In 1989, looking to the international Space Station and future long-duration spacecraft, NASA awarded Umpqua a new contract for development of a system that would overcome the limitations of the original MCV system and allow continuous, controlled release of iodine over a lengthy period. That contract produced the Regenerable Biocide Delivery Unit, demonstrated in 1993 and being considered as the baseline water purification system for the International Space Station.


A number of sublicensees are using the NASA/Umpqua iodinated resin technology for a variety of home-use and commercial products. In the photo is a sampling of homeuse systems, a countertop model (above), an under-the-counter unit (center), and a faucet attachment unit (right). In the foreground is the original Shuttle Orbiter cylinder.

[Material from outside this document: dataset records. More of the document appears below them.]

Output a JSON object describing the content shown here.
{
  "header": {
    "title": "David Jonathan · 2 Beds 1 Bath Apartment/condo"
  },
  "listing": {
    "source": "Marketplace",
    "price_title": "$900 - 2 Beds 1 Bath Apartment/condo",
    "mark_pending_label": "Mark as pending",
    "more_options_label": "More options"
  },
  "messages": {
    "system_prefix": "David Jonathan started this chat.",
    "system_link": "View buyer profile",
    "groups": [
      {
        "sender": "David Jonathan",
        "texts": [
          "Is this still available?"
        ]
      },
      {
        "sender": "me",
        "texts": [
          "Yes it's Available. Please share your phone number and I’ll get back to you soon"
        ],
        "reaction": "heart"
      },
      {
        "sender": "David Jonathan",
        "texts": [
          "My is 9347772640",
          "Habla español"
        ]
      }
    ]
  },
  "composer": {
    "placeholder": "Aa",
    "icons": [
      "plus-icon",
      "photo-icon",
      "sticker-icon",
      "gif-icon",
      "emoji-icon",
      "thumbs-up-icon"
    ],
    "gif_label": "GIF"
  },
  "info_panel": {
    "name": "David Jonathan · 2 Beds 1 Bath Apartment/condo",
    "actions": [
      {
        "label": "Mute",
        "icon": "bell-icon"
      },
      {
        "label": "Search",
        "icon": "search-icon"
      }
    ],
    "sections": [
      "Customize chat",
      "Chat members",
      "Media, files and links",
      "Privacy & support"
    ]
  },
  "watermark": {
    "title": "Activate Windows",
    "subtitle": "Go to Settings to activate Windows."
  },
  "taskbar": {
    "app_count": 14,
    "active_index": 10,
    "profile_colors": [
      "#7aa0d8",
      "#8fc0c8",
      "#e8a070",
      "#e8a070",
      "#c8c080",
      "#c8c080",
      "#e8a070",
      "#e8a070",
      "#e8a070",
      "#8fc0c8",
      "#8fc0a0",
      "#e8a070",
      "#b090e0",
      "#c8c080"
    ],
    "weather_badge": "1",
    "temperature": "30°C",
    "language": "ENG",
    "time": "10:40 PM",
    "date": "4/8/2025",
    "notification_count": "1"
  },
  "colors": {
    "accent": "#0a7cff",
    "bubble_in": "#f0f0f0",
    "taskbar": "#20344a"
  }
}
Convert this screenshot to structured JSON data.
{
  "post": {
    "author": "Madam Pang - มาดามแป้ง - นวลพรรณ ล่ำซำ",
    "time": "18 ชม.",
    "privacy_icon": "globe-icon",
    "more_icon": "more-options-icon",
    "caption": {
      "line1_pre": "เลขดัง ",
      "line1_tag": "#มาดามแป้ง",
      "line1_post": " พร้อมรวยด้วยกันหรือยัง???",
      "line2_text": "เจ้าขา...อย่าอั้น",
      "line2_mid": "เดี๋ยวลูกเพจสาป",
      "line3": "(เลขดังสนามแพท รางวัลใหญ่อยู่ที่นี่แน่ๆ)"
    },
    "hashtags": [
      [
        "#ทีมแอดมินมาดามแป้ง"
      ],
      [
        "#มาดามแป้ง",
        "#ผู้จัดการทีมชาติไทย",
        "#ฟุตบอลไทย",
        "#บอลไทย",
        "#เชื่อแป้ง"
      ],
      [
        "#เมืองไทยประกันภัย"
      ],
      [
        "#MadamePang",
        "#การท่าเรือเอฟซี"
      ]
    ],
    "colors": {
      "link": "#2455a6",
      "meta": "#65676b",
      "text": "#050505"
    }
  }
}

Umpqua Research was granted an exclusive worldwide license for commercial marketing of the technology. Umpqua, oriented to R&D and analysis work rather than manufacturing, is offering sublicensing opportunities to manufacturers of water filtration equipment. The principal sublicensee - the Vector Group of Companies - has embarked on a large-scale program to make clean water more widely available in developing nations. Represented in the U.S. by Vector Environmental Technologies, Sparks, Nevada, Vector is an international organization that focuses on technology for correction of such global problems as water contamination, marine oil spills, debris removal from waterways, and hazardous material storage.

Vector's manufacturing arm produces the DIAMOND RAIN Water Purification System, a modular system sized for any requirement from a single household to small community. The DIAMOND RAIN unit first passes raw water through a filtration stage to capture suspended particles, then through a granular activated carbon filter to absorb organic molecules - such as herbicides and petroleum contaminants - and to help remove unpleasant odors and taste.

The heart of the DIAMOND RAIN system is the Microbial Destruction Unit, an adaptation of the NASA/Umpqua technology that destroys pathogenic microbial organisms. In the final stage, the water passes through a series of post-filters, then is routed to a storage tank.

In July 1993, Vector signed an agreement with the Government of Vietnam for a water purification project of enormous scope: installation of 10,000 DIAMOND RAIN units over a five to six year period. The program focuses initially on making systems available to rural communities, hospitals, clinics, schools, hotels and households. The first units were shipped in 1994. Eventually, facilities for manufacturing DIAMOND RAIN systems will be established in Vietnam under an agreement among Vector, the Vietnamese government, and a state-owned company that oversees the country's water infrastructure.

Vector is also engaged in a joint venture with a Saudi Arabian firm for marketing DIAMOND RAIN systems in Saudi Arabia, Kuwait, Oman, Bahrain, Qatar and the United Arab Emirates. Additionally, Vector is introducing the water purification technology in the Philippines, Sri Lanka, Mexico, Egypt and Angola. Ongoing discussions with a number of countries suggest that DIAMOND RAIN systems will find extremely broad applications in Asia, Africa and Latin America.


This eight-foot-long model is a representative DIAMOND RAIN water purification system, produced under Umpqua license by Vector Manufacturing Corporation in sizes ranging up to a unit that can cleanse drinking water for 35,000 people.